= M. Gunasekaran =

Indian politician (born 1962)

M. Gunasekaran (born 3 June 1962) is an Indian politician and has twice been elected as a Member of the Legislative Assembly of Tamil Nadu from the Manamadurai constituency.

== Personal life ==
Gunasekaran was born in Nelmadur on 3 June 1962. He has a BA degree and is married with three children.

Gunasekaran lists agriculture as his occupation. A study comparing sworn election affidavits for members of the Tamil Nadu Legislative Assembly who had won their seats in the 2006 elections and were standing as candidates in those of 2011 revealed that Gunasekaran had recorded the biggest percentage increase in assets. The increase was 3396 per cent.

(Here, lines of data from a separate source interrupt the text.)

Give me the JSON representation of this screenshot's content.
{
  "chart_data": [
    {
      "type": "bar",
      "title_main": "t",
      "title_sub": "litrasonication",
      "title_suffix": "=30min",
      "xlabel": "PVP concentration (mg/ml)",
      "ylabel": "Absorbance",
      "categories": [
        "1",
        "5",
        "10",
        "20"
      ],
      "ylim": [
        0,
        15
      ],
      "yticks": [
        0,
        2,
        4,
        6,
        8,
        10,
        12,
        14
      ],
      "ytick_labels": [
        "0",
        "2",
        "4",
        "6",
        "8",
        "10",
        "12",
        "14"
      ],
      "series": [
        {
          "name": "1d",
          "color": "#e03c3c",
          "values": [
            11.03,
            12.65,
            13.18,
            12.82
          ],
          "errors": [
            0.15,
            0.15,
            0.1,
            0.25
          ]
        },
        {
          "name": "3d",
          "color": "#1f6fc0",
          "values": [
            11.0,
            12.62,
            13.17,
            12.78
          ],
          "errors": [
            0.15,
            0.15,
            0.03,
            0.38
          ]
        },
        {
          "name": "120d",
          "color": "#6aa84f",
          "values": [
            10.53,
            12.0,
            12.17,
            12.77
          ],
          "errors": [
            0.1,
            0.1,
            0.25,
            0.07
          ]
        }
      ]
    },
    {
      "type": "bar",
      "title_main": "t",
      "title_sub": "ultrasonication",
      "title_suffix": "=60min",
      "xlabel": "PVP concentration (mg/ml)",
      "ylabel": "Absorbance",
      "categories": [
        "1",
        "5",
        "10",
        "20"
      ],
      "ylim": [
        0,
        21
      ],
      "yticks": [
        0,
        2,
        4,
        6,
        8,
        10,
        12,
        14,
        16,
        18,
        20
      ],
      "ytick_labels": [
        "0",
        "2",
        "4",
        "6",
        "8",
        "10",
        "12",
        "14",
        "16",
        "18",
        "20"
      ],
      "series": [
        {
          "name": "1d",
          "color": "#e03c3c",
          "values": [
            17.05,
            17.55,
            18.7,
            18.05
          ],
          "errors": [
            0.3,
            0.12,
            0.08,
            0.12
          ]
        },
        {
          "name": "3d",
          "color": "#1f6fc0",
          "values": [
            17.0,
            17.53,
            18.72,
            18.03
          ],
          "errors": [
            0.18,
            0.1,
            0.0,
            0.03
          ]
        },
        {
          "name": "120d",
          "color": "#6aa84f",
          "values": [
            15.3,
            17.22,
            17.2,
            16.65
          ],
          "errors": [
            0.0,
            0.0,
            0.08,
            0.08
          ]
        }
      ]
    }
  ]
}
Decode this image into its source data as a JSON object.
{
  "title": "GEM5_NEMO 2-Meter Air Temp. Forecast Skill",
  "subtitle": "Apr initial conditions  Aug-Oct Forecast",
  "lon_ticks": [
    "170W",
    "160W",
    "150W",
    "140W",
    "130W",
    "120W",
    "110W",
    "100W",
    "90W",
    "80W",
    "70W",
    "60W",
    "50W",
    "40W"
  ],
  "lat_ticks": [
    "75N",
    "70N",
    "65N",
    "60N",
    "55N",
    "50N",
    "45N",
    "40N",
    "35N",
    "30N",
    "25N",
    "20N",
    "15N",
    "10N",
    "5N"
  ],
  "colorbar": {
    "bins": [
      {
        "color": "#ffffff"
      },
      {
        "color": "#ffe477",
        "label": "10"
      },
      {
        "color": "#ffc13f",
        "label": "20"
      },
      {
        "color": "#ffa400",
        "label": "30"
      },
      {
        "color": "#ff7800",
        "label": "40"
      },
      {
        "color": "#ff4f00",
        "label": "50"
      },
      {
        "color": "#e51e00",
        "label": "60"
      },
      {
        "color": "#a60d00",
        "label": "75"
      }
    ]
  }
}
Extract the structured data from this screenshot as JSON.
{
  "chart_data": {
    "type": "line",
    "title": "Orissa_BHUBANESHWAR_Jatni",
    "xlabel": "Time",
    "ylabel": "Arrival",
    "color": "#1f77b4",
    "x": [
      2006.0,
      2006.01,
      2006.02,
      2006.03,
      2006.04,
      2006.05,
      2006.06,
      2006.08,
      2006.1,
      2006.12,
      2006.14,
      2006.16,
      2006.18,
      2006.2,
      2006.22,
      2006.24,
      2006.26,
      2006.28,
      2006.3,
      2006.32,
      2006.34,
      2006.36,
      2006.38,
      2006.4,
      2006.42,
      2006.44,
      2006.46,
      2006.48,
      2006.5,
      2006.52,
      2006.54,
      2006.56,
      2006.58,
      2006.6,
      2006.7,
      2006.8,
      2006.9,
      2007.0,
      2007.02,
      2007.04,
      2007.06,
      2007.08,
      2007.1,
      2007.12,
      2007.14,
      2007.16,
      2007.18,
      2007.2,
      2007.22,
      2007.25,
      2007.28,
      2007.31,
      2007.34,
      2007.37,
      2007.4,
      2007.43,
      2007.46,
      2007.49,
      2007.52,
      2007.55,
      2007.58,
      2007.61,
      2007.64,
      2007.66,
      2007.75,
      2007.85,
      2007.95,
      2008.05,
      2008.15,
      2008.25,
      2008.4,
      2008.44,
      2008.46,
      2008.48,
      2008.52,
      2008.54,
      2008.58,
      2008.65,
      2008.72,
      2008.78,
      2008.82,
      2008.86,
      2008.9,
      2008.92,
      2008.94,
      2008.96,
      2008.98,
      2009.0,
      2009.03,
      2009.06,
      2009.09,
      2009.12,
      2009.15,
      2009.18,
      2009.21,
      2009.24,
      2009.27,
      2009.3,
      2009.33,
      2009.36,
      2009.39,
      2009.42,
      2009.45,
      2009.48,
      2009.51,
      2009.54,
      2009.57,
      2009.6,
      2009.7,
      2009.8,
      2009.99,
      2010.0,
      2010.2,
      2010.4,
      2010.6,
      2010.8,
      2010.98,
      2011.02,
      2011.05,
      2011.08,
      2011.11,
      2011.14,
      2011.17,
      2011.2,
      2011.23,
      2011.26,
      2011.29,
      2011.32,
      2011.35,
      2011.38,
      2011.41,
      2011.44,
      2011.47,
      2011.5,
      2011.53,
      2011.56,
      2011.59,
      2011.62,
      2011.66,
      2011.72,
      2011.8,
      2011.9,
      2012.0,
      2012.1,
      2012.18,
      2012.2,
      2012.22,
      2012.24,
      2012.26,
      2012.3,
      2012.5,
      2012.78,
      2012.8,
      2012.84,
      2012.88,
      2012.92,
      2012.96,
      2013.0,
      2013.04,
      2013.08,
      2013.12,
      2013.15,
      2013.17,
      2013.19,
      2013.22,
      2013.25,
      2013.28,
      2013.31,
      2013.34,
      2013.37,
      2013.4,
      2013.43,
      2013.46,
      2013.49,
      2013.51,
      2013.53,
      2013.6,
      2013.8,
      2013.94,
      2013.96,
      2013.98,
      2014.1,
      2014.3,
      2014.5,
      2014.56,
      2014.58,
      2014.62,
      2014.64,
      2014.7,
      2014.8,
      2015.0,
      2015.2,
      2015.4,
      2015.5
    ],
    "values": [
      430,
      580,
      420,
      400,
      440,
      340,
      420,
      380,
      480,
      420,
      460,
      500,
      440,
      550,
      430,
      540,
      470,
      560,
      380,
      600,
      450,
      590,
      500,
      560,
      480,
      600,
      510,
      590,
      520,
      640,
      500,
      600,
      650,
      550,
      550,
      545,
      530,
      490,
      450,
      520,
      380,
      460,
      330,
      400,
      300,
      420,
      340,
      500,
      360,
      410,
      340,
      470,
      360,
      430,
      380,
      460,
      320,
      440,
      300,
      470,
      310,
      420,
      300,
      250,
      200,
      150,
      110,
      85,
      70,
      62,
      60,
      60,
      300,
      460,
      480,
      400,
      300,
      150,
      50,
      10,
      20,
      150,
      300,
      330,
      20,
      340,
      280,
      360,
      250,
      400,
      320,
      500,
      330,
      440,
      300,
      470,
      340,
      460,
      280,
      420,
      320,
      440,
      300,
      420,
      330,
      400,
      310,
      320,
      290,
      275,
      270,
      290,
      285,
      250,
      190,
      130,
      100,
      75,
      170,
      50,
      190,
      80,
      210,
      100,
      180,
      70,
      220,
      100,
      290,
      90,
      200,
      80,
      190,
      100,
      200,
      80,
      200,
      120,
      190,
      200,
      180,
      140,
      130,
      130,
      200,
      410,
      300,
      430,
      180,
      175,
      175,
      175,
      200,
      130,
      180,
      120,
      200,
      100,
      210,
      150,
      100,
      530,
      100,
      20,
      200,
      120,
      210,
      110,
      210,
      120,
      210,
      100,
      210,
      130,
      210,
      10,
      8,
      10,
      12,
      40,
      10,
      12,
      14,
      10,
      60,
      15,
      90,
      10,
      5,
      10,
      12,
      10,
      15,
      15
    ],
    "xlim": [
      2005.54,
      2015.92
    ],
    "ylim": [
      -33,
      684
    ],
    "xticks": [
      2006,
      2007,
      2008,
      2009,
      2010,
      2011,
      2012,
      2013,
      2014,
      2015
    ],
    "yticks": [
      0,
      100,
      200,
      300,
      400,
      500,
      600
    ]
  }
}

In June 2014, Gunasekaran was hospitalised, with police saying his condition was "highly critical", after being attacked by several people while talking with a group of friends in Manamadurai. Police said that the attack happened after a heated discussion with one of the attackers regarding property rights.

== Politics ==
Gunasekaran was first elected to the Tamil Nadu Legislative Assembly as an All India Anna Dravida Munnetra Kazhagam (AIADMK) candidate from Manamadurai constituency in the 2006 elections. The constituency is reserved for candidates from the Scheduled Castes. He was particularly active in asking questions in the house, raising 16,057 queries during the 13th Assembly, and was re-elected from the same constituency at the next election, in 2011.

The elections of 2016 resulted in his constituency being won by the AIADMK's S. Mariappankennady, who the party had determined should replace Gunasekaran.

In January 2017, Gunasekaran announced that he could not work with the current AIADMK leadership, who he said wanted to encourage dynastic politics. He had been a strong supporter of Jayalalithaa, the AIADMK leader and Chief Minister who had recently died, and preferred to support Deepa Jayakumar, Jayalalithaa's niece, in her bid to head the party. He said that he had been a supporter of AIADMK since 1987 and that his decision to favour Jayakumar's aspirations was backed by many thousands of AIADMK people in Sivaganga district, in which the Manamadurai constituency is situated. He felt the new leadership was being unfair in its allocation of party positions in the district.